Herr Präsident! Meine Damen und Herren! Das waren ja kurze Kurzinterventionen! – Lieber Herr Behrendt! Natürlich gehört die Debatte in das Plenum, dafür ist es da. Das ist auch gut und richtig. Allerdings wissen alle, dass alle Heidering wollen – mit Ausnahme der Grünen. Das ist seit Langem bekannt. Wir haben es x-mal im Rechtsausschuss diskutiert, und wir haben es x-mal in diesem Rahmen diskutiert. Wenn ich nach oben schaue, habe ich die Freude, einen Wachtmeister und Herrn Abou zu begrüßen. Die Kameras stehen beiseite. Die Hälfte des Hohen Hauses ist nicht mehr da und hört nicht mehr zu. Also stelle ich mir die Frage: Wozu dient das hier?

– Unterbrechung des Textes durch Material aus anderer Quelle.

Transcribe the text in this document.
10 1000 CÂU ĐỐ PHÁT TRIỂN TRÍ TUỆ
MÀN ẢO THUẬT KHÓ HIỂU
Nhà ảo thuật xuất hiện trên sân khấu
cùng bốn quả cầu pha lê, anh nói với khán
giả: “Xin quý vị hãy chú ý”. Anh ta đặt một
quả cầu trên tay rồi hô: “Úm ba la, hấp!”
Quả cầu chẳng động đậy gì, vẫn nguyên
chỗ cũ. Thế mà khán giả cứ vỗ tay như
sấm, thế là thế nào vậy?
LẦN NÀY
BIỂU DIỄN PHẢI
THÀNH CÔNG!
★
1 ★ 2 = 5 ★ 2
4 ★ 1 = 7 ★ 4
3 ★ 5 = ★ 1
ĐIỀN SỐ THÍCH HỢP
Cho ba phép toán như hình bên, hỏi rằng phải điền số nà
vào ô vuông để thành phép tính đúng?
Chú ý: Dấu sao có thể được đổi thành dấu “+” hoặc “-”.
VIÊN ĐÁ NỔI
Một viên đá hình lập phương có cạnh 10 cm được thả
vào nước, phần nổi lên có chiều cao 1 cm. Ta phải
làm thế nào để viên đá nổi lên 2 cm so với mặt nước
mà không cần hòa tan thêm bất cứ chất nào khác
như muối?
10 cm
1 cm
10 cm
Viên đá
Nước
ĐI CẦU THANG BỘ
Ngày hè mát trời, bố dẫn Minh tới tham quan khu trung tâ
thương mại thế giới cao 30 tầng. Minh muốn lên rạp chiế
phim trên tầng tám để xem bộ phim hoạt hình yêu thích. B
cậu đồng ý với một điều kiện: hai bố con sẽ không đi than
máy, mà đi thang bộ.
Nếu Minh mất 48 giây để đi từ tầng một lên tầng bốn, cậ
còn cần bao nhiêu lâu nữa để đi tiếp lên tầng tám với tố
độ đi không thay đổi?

Ich kann nur mutmaßen, lieber Herr Behrendt, dass das etwas mit Profilierungsdruck zu tun hat. Wahrscheinlich müssen Sie in Ihrer Kreuzberger Basis kurz vor der Sommerpause abliefern: Ich habe 17-mal im Parlament geredet und alleine die Fahne der Grünen hochgehalten. Ich sage Ihnen: Sie isolieren sich damit nicht nur inhaltlich, sondern auch, was die Frage des gemeinsamen parlamentarischen Umgangs angeht.
Aber zur Sache! Wir brauchen Heidering. Das kann nicht ernsthaft bezweifelt werden. Der Berliner Strafvollzug krankt an vielen Stellen. Ein wesentliches Problem ist die chronische Überbelegung mit all den schädlichen Folgen für den hohen Anspruch der Resozialisierung. Und gerade auch mit Blick auf unser Justizpersonal, das einen schweren Job zu verrichten hat, muss man sagen, dass moderner Strafvollzug des 21. Jahrhunderts allein schon rein baulich gesehen nur schwer in Gebäuden des 19. Jahrhunderts vollzogen werden kann.
Ich will den Antrag kurz zum Anlass nehmen, um meiner Sorge Ausdruck zu verleihen, dass die geplante Inbetriebnahme von Heidering angesichts der bekannten Reibungsverluste zwischen Stadtentwicklungsverwaltung und Justizverwaltung noch verzögert werden könnte.
Das wäre nicht gut, weil wir Heidering dringend brauchen.
Auch die skandalöse Kostenexplosion – da sind wir gar nicht weit auseinander – ist nicht in Ordnung. Das kann man sicherlich kritisieren. Da muss man der Senatsverwaltung auch peinliche Planungsfehler in der Anfangsphase attestieren. Das kann aber nicht dazu führen, dass man dieses notwendige Projekt beerdigt.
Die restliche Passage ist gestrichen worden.